When I mentioned in the previous entry that I grew up with air travel in my blood, I wasn’t kidding. Here’s some documentary evidence.
Dated Easter 1980, when I was nine-and-a-half years old, this picture shows my sister and me flying unaccompanied on a flight from San Francisco to Kansas City. Traveling on employee passes, since my father worked for United, this was probably one of our earlier flights flying solo. The plane is a Boeing 727-022. Check out the funky wallpaper!
A sneak view into First Class on the same flight. Different wall treatment up front. This was in the days when United operated a nonstop between SFO and MCI. In fact, twenty years or more after discontinuing the nonstop service, a few months ago United once again resumed nonstop service on this route using United Express partner aircraft.
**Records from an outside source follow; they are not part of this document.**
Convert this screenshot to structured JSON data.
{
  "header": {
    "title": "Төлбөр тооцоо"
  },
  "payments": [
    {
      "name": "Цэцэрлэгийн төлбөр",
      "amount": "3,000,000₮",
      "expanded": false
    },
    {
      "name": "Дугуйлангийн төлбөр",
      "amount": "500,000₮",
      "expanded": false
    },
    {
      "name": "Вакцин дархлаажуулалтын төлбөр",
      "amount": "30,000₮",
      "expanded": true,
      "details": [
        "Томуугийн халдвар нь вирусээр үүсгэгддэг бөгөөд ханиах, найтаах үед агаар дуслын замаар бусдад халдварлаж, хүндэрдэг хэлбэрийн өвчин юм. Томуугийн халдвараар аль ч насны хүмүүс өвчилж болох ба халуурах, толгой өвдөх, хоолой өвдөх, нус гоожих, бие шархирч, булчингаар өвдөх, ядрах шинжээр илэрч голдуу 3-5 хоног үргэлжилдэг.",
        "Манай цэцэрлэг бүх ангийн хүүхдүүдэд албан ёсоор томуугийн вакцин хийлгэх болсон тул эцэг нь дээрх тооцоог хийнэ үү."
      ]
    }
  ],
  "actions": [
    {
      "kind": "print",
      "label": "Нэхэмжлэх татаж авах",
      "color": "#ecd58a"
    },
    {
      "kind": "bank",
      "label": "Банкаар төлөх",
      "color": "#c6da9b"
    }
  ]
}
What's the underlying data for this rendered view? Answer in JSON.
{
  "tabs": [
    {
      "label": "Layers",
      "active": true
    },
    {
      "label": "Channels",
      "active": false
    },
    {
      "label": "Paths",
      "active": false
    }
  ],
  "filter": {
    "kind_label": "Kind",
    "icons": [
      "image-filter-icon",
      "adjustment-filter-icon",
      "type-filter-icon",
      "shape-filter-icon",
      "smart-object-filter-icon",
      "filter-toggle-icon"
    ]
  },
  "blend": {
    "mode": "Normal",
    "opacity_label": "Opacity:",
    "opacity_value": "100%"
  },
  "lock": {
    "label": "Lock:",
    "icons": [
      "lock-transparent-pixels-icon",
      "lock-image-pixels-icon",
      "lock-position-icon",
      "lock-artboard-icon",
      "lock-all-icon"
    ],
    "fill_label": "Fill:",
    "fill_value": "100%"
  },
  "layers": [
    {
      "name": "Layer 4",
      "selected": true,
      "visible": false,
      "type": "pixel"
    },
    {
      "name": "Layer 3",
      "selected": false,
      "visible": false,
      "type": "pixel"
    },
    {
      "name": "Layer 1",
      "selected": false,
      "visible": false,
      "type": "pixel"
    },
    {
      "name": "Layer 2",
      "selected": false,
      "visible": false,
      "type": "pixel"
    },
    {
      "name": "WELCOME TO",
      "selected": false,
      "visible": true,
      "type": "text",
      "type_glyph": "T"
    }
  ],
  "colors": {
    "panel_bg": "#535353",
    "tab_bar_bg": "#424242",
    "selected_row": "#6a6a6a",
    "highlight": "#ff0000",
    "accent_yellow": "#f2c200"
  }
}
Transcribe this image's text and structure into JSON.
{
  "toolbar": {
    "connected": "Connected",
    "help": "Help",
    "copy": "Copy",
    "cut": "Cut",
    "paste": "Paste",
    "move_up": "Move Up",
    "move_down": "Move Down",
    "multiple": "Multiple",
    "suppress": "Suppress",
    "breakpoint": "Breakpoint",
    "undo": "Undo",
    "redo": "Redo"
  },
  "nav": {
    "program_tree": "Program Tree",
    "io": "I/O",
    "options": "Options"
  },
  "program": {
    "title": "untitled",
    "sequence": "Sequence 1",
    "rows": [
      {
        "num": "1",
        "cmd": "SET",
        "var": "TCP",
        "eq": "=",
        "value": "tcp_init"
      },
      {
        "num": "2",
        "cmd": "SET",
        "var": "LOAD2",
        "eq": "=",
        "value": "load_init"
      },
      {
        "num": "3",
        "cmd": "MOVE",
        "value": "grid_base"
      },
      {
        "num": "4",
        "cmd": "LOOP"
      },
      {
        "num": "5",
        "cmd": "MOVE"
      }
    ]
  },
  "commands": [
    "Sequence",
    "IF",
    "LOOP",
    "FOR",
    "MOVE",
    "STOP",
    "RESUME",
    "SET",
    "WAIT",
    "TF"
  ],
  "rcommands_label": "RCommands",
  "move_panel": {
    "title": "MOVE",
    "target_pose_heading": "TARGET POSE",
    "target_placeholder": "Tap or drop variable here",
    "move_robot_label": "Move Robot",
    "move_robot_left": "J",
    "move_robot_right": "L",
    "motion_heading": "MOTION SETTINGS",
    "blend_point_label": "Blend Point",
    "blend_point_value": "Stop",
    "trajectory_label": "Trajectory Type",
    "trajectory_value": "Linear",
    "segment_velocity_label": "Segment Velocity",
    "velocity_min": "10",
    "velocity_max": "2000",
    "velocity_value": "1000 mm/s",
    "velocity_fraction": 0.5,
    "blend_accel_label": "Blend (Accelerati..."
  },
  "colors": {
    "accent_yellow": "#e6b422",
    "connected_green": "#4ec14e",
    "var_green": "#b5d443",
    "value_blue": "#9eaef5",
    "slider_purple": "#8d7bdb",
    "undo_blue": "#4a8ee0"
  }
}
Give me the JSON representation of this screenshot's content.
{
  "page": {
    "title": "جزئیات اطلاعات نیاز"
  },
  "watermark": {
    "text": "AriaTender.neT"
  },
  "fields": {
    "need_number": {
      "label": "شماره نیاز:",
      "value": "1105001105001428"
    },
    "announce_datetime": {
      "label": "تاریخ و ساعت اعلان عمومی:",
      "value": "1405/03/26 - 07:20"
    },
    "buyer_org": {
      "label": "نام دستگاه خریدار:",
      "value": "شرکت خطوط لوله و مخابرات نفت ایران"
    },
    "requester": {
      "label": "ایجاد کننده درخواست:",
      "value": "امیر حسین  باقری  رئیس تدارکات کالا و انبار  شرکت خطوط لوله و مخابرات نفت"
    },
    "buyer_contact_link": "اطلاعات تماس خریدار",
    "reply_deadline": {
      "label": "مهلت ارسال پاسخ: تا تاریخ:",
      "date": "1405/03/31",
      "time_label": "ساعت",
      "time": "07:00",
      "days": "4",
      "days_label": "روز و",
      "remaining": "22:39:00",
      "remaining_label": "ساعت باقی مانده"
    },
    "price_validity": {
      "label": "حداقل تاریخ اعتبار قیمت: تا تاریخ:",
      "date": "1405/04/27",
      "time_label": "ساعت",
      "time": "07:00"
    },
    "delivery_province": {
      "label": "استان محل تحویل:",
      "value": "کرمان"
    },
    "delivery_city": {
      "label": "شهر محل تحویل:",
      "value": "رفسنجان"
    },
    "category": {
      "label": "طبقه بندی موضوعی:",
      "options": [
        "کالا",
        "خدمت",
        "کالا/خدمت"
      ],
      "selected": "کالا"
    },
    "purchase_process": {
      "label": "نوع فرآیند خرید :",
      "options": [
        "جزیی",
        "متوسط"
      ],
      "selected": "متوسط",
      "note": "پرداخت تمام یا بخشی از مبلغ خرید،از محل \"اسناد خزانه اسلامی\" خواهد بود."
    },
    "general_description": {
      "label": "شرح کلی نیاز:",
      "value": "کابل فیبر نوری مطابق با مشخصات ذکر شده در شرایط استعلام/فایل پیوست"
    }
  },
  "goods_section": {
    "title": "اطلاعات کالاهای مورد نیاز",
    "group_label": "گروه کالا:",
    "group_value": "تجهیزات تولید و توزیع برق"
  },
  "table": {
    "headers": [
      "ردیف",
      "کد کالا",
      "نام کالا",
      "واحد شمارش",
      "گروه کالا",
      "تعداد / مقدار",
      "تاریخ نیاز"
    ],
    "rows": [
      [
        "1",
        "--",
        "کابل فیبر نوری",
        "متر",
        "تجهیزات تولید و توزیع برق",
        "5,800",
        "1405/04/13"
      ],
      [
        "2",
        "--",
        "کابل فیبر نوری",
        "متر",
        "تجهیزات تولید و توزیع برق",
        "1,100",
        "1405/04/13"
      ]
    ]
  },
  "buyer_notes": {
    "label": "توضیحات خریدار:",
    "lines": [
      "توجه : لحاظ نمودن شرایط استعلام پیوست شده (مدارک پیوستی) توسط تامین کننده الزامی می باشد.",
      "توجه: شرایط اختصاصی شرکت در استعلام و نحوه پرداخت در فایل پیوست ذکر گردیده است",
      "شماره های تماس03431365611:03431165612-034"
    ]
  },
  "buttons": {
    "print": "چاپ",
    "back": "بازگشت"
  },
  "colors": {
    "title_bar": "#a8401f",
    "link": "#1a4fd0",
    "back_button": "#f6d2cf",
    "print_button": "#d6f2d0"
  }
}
After the nonstops went away (following deregulation) the name of the game was Denver Stapleton, one of United’s two largest hubs. In the years leading up to the opening of the new airport in Denver, United’s operations were so overcrowded they would park a second row of airplanes behind the row pulled up to the gates, leading to domino effects of delays if one of the planes in the back couldn’t leave on time. Here’s a Boeing 727-200 with Continental’s DC-9s behind. This was in the days when United, Continental and Frontier (the previous version of it) all had hubs at Denver.
In 1992 as United was phasing out its Boeing 727-022 aircraft, it donated this one, its first 727 (note the registration number N7001U on the engine) and in fact the first 727 ever produced, to the Boeing Museum of Flight in Seattle. One of her sister ships (N7017U) was donated to the Museum of Science and Industry in Chicago, where it remains on display to this day. In preparation, mechanics repainted the plane to its original paint scheme, hand-taping all of the logos and detail work. I had the opportunity to visit United’s Maintenance Operations Center in San Francisco and walk around taking pictures of this plane.